Of course, we have had Same-Sex Marriage legal in Canada for 10 years now, so it isn’t new to us, however it is something we congratulate and applaud for the U.S.A. as the tension within the LGBTQ Community lifts remarkably knowing that they have the legal opportunity to make their love written “in stone” so they can proudly brag about it publicly (hehe). Seeing as how I myself, am Bi-Sexual and proud, and also have many friends from the U.S.A, I decided to dress my daughter in a beautiful little rainbow dress that her Nonna got her, as a public announcement of our pride for such an exciting day!

Now, with this day being about love, and equality, I will also proudly announce that I am actually matched with a Same-Sex couple who I find are more than deserving of completing their family. When I was offered the opportunity, I jumped at it before Nathan (ANU’s People Services Advisor) even had the chance to finish his sentence. I was beyond thrilled! There was nothing more exciting to me than having a baby for a deserving couple, but for a Same-Sex couple to boot! I was over the moon was actually on my “Bucket List”. So, my profile was sent to them, theirs was sent to mine and together we felt such a connection to each other, so we proceeded ahead and did our 3-way call to formally introduce ourselves!
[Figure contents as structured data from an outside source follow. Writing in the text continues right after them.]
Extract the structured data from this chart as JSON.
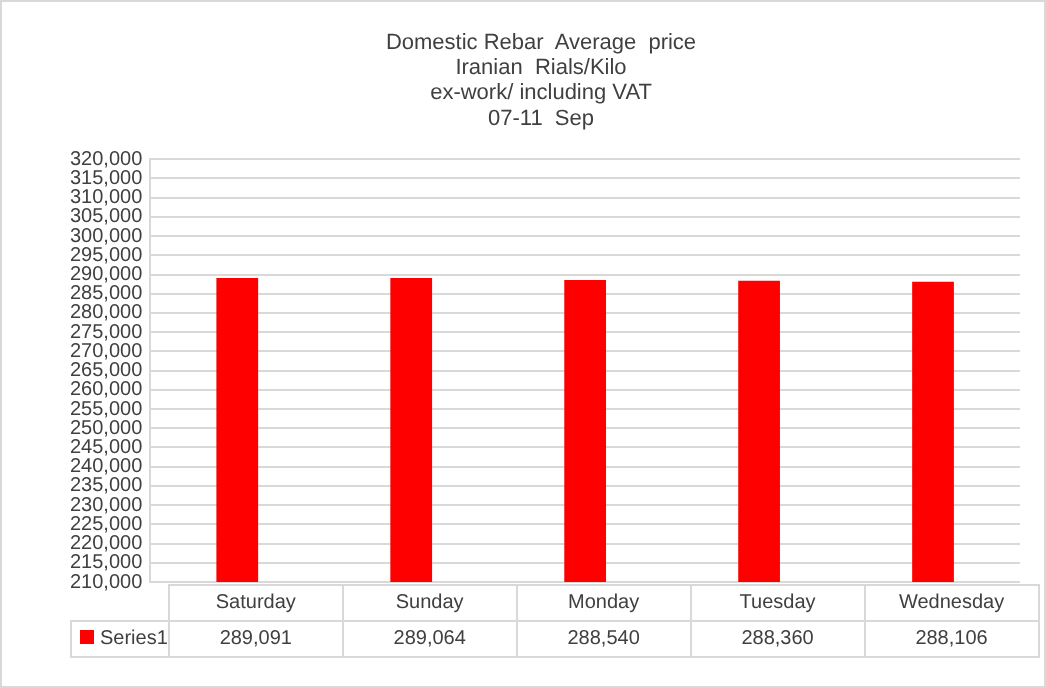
{
  "chart_data": {
    "type": "bar",
    "title": "Domestic Rebar  Average  price\nIranian  Rials/Kilo\nex-work/ including VAT\n07-11  Sep",
    "categories": [
      "Saturday",
      "Sunday",
      "Monday",
      "Tuesday",
      "Wednesday"
    ],
    "series": [
      {
        "name": "Series1",
        "color": "#ff0000",
        "values": [
          289091,
          289064,
          288540,
          288360,
          288106
        ],
        "value_labels": [
          "289,091",
          "289,064",
          "288,540",
          "288,360",
          "288,106"
        ]
      }
    ],
    "ylim": [
      210000,
      320000
    ],
    "yticks": [
      {
        "value": 210000,
        "label": "210,000"
      },
      {
        "value": 215000,
        "label": "215,000"
      },
      {
        "value": 220000,
        "label": "220,000"
      },
      {
        "value": 225000,
        "label": "225,000"
      },
      {
        "value": 230000,
        "label": "230,000"
      },
      {
        "value": 235000,
        "label": "235,000"
      },
      {
        "value": 240000,
        "label": "240,000"
      },
      {
        "value": 245000,
        "label": "245,000"
      },
      {
        "value": 250000,
        "label": "250,000"
      },
      {
        "value": 255000,
        "label": "255,000"
      },
      {
        "value": 260000,
        "label": "260,000"
      },
      {
        "value": 265000,
        "label": "265,000"
      },
      {
        "value": 270000,
        "label": "270,000"
      },
      {
        "value": 275000,
        "label": "275,000"
      },
      {
        "value": 280000,
        "label": "280,000"
      },
      {
        "value": 285000,
        "label": "285,000"
      },
      {
        "value": 290000,
        "label": "290,000"
      },
      {
        "value": 295000,
        "label": "295,000"
      },
      {
        "value": 300000,
        "label": "300,000"
      },
      {
        "value": 305000,
        "label": "305,000"
      },
      {
        "value": 310000,
        "label": "310,000"
      },
      {
        "value": 315000,
        "label": "315,000"
      },
      {
        "value": 320000,
        "label": "320,000"
      }
    ],
    "grid": "y",
    "legend": "bottom"
  }
}
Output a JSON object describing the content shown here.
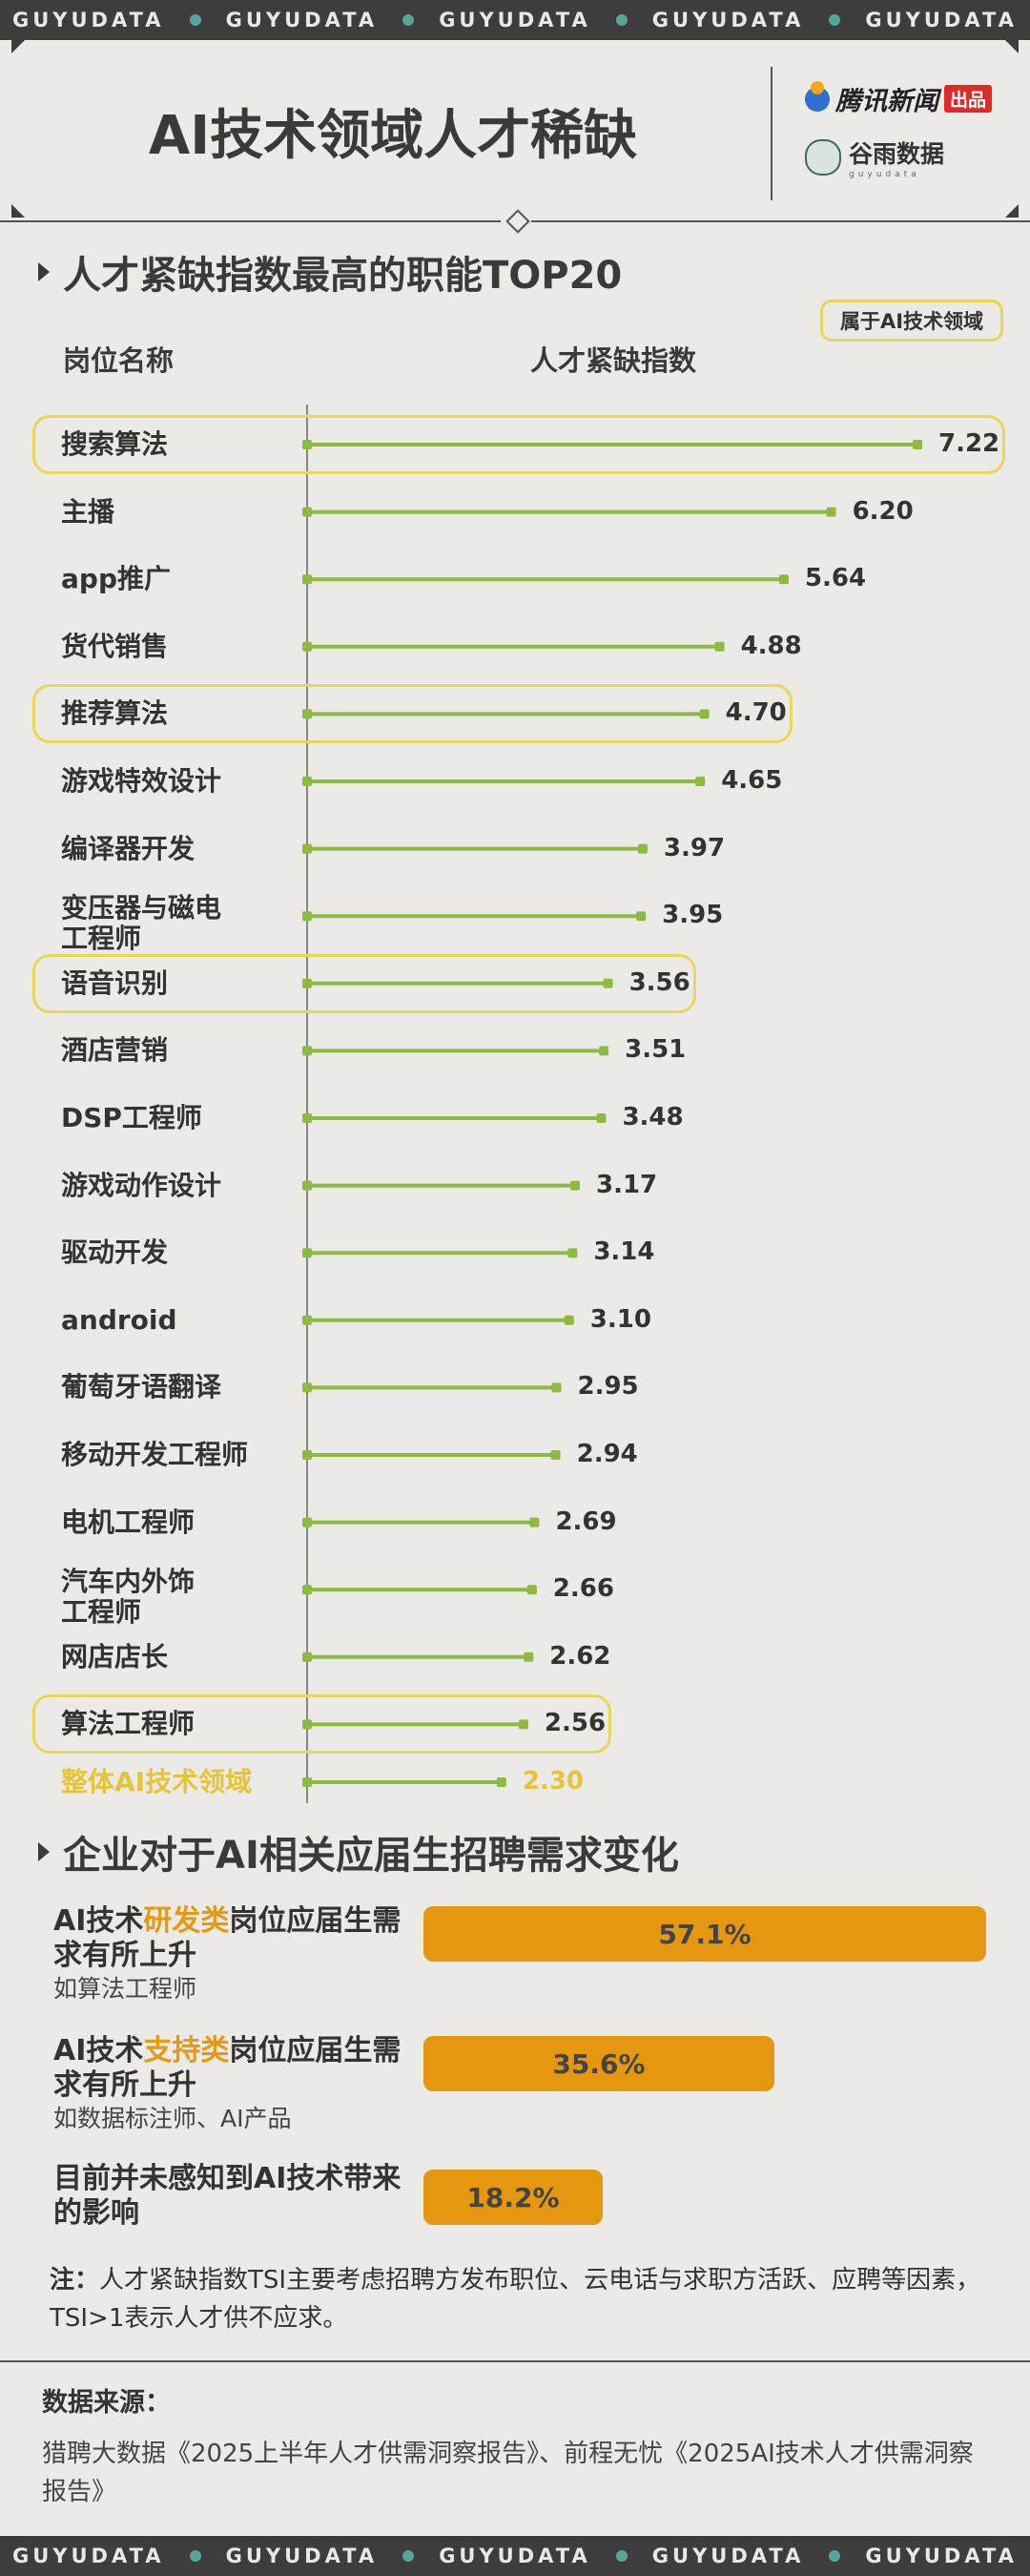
{
  "strip_text": [
    "GUYUDATA",
    "GUYUDATA",
    "GUYUDATA",
    "GUYUDATA",
    "GUYUDATA"
  ],
  "header": {
    "title": "AI技术领域人才稀缺",
    "brand1_name": "腾讯新闻",
    "brand1_tag": "出品",
    "brand2_name": "谷雨数据",
    "brand2_sub": "guyudata"
  },
  "section1": {
    "title": "人才紧缺指数最高的职能TOP20",
    "legend": "属于AI技术领域",
    "col_job": "岗位名称",
    "col_index": "人才紧缺指数"
  },
  "colors": {
    "accent_green": "#8bbb40",
    "highlight_yellow": "#ead658",
    "overall_yellow": "#e6c43a",
    "bar_orange": "#e5980f",
    "strip_dark": "#3d3d3d",
    "strip_dot": "#55a59a"
  },
  "chart_data": {
    "type": "lollipop",
    "title": "人才紧缺指数最高的职能TOP20",
    "xlabel": "人才紧缺指数",
    "ylabel": "岗位名称",
    "categories": [
      "搜索算法",
      "主播",
      "app推广",
      "货代销售",
      "推荐算法",
      "游戏特效设计",
      "编译器开发",
      "变压器与磁电工程师",
      "语音识别",
      "酒店营销",
      "DSP工程师",
      "游戏动作设计",
      "驱动开发",
      "android",
      "葡萄牙语翻译",
      "移动开发工程师",
      "电机工程师",
      "汽车内外饰工程师",
      "网店店长",
      "算法工程师",
      "整体AI技术领域"
    ],
    "display_labels": [
      "搜索算法",
      "主播",
      "app推广",
      "货代销售",
      "推荐算法",
      "游戏特效设计",
      "编译器开发",
      "变压器与磁电\n工程师",
      "语音识别",
      "酒店营销",
      "DSP工程师",
      "游戏动作设计",
      "驱动开发",
      "android",
      "葡萄牙语翻译",
      "移动开发工程师",
      "电机工程师",
      "汽车内外饰\n工程师",
      "网店店长",
      "算法工程师",
      "整体AI技术领域"
    ],
    "values": [
      7.22,
      6.2,
      5.64,
      4.88,
      4.7,
      4.65,
      3.97,
      3.95,
      3.56,
      3.51,
      3.48,
      3.17,
      3.14,
      3.1,
      2.95,
      2.94,
      2.69,
      2.66,
      2.62,
      2.56,
      2.3
    ],
    "value_labels": [
      "7.22",
      "6.20",
      "5.64",
      "4.88",
      "4.70",
      "4.65",
      "3.97",
      "3.95",
      "3.56",
      "3.51",
      "3.48",
      "3.17",
      "3.14",
      "3.10",
      "2.95",
      "2.94",
      "2.69",
      "2.66",
      "2.62",
      "2.56",
      "2.30"
    ],
    "ai_field": [
      true,
      false,
      false,
      false,
      true,
      false,
      false,
      false,
      true,
      false,
      false,
      false,
      false,
      false,
      false,
      false,
      false,
      false,
      false,
      true,
      false
    ],
    "overall_row": 20,
    "xlim": [
      0,
      7.22
    ],
    "grid": false
  },
  "section2": {
    "title": "企业对于AI相关应届生招聘需求变化",
    "bar_chart": {
      "type": "bar",
      "categories": [
        "AI技术研发类岗位应届生需求有所上升",
        "AI技术支持类岗位应届生需求有所上升",
        "目前并未感知到AI技术带来的影响"
      ],
      "values": [
        57.1,
        35.6,
        18.2
      ],
      "value_labels": [
        "57.1%",
        "35.6%",
        "18.2%"
      ],
      "xlim": [
        0,
        57.1
      ]
    },
    "rows": [
      {
        "pre": "AI技术",
        "accent": "研发类",
        "post": "岗位应届生需求有所上升",
        "sub": "如算法工程师"
      },
      {
        "pre": "AI技术",
        "accent": "支持类",
        "post": "岗位应届生需求有所上升",
        "sub": "如数据标注师、AI产品"
      },
      {
        "pre": "目前并未感知到AI技术带来的影响",
        "accent": "",
        "post": "",
        "sub": ""
      }
    ]
  },
  "note": {
    "label": "注：",
    "text": "人才紧缺指数TSI主要考虑招聘方发布职位、云电话与求职方活跃、应聘等因素，TSI>1表示人才供不应求。"
  },
  "source": {
    "title": "数据来源：",
    "text": "猎聘大数据《2025上半年人才供需洞察报告》、前程无忧《2025AI技术人才供需洞察报告》"
  }
}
Here at ANU, we treat everyone the same, because we all are. We are all human, no matter who we love, what family we are born to, what religion, etc. And with that, we support Same-Sex couples and their desires to complete their family like anyone else! And personally, if I do say myself, my IP’s (Intended Parent’s) are absolutely amazing just in themselves, and they deserve this just like anyone else, if not more. Just messaging them, I can feel their excitement and love they have for this whole journey, which of course for them and myself, can be very emotional and nerve-wracking, but together, with communication and love, we are making this the best journey possible for them. It’s unconditional love.

So, with that being said, I am making this short and saying adieu! Have a great night/day, and may you find some form of love to enlighten the darkness in your days when needed.